WebKit now has rudimentary support for specifying transforms through CSS. Boxes can be scaled, rotated, skewed and translated. The current nightly builds support affine transformations.

A transform can be specified using the -webkit-transform property. It supports a list of functions, where each single function represents a transform operation to apply. You can chain together operations to apply multiple transforms at once to an object (e.g., if you want to both scale and rotate a box). The supported primitives are:

scale, scaleX, scaleY – Scale an object around the transform origin. These functions take a number as an argument. The number can be negative (if you want to flip an object).
rotate – Rotate an object around the transform origin. This function takes a CSS angle (e.g., degrees or radian units).
translate, translateX, translateY – Translate an object. These functions take lengths or percentages as arguments. Percentages are relative to the border box of the object.
skew, skewX, skewY – Skew an object. These functions take CSS angles.
matrix – Specify a full affine transform matrix. This function takes six values. The last two values are the tx and ty, and they can be lengths or percentages.

In addition to the -webkit-transform property, we have introduced a -webkit-transform-origin property that allows you to specify the origin of the transform. It has the same syntax as background-position and defaults to the center of the object (so that scales and rotates will be around the center of the border box by default).

At the moment transforms do not affect layout, so they are similar to relative positioning in that respect. We are exploring ideas for how to do transforms in ways that could affect layout.

32 Responses to “CSS Transforms”

  1. cleverdevil Says:

    Awesome, do you have any examples of what this can do? I’d really like to try it out.

    Next project suggestion: a plugin for Firefox and Internet Explorer that lets me use WebKit as the rendering engine instead :) Then I can use all these fancy new things you guys are adding in my web applications!

  2. Fyrd Says:

    Is this intended to be put in the CSS3 spec at all? I heard talk obout introducting a rotation option, but this certainly goes a step further. Quite unexpected, but very cool!

  3. hyatt Says:

    This is basically taking what the CSS WG had in its current draft (a rotation property and rotation-point property) and generalizing it (to a transform property and a transform-origin property).

  4. cleverdevil Says:

    Also, can I access these properties from JavaScript?

  5. hyatt Says:

    You can set them via .style etc. I haven’t implemented getComputedStyle yet for them though.

  6. cleverdevil Says:

    I figured it out:

    element.style.webkitTransform = ‘rotate(45deg)’;

    It draws with all sorts of artifacts when I do it this way though.

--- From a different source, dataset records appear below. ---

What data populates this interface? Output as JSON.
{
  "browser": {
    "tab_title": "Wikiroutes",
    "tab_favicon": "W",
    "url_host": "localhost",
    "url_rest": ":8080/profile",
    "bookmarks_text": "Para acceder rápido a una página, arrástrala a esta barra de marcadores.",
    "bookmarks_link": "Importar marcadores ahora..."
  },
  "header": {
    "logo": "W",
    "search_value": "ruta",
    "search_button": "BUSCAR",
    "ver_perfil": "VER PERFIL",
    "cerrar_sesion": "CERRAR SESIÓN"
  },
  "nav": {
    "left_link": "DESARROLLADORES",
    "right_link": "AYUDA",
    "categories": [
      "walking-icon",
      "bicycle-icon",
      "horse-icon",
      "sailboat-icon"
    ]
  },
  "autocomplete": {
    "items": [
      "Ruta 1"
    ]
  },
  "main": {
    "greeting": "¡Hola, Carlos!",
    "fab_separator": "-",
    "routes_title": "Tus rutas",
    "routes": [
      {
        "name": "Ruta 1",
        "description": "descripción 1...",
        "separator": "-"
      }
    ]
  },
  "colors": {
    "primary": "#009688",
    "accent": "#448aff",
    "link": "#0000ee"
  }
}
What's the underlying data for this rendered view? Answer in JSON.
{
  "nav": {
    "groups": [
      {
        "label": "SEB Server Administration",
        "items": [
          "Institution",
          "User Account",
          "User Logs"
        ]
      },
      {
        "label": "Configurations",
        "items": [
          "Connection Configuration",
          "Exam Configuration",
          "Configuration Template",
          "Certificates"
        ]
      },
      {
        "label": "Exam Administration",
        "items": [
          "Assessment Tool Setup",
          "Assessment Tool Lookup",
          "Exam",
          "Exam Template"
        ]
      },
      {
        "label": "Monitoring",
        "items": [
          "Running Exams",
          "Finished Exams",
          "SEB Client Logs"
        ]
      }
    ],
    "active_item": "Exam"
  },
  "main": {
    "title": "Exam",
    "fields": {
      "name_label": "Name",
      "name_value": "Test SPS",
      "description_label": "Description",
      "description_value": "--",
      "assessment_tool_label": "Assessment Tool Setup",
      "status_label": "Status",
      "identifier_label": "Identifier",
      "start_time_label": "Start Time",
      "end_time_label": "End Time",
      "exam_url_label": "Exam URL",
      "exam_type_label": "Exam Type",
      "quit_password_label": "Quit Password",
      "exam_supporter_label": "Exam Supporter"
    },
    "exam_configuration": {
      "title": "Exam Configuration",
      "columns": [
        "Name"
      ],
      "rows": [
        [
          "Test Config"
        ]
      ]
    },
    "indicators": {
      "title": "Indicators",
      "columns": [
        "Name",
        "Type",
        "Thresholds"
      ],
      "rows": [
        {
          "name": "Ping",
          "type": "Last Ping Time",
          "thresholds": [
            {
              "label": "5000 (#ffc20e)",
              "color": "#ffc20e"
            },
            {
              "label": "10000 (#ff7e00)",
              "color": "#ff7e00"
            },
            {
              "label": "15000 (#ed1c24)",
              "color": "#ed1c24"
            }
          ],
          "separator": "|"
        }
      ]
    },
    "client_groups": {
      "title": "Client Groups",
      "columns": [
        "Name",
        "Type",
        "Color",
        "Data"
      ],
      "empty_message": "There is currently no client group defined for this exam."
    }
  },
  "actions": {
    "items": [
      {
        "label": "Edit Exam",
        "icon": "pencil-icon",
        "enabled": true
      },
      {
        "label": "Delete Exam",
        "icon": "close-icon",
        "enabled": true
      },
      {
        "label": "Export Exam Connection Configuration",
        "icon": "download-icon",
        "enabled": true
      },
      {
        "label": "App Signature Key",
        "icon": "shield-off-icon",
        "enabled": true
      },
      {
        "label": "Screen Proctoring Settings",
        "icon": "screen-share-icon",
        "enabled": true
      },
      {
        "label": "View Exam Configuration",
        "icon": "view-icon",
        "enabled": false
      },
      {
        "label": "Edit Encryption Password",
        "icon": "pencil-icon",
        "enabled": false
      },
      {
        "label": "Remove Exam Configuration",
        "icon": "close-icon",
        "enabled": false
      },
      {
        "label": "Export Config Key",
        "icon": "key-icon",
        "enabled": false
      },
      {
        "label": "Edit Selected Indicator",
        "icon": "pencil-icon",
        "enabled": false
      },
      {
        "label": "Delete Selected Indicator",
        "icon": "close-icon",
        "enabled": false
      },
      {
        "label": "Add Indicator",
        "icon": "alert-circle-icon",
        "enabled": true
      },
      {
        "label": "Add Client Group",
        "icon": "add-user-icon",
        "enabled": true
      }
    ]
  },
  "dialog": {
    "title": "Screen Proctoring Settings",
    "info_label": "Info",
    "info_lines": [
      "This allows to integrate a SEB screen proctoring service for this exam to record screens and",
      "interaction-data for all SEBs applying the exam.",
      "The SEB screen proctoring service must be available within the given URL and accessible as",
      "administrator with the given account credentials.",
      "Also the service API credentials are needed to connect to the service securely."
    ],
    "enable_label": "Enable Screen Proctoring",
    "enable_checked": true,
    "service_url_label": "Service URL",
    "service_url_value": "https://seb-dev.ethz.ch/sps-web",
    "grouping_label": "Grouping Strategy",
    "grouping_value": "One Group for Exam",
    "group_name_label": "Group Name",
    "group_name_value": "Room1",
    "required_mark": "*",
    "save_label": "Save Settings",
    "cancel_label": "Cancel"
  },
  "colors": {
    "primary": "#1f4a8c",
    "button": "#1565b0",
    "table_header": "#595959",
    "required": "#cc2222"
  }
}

I am sure it’ll get better as the feature gets some more work. I was wanting to write a little JS that would animate elements using this functionality, but I think I’ll wait a few more weeks first!

  7. hyatt Says:

    Actually any test cases you have that are buggy, you should attach to bugs and file.

  8. mdaines Says:

    This is probably not the most productive use of this feature, but: http://picknewtemplate.blogspot.com/2007/10/webkit-gets-element-transforms.html

  9. Pingback from Bram.us » CSS Transforms: Rotate, Scale, Translate, Skew, …:

    [...] The webkit team is on a roll with the CSS Transforms … not the last paragraph (At the moment transforms do not affect layout, so they are similar to relative positioning in that respect. We are exploring ideas for how to do transforms in ways that could affect layout.) and then read bullet #3 of the first question of the interview with the CSS3 team. Still lots of work ahead, but if one vendor is pioneering, the rest will hopefully follow … Spread the word! [...]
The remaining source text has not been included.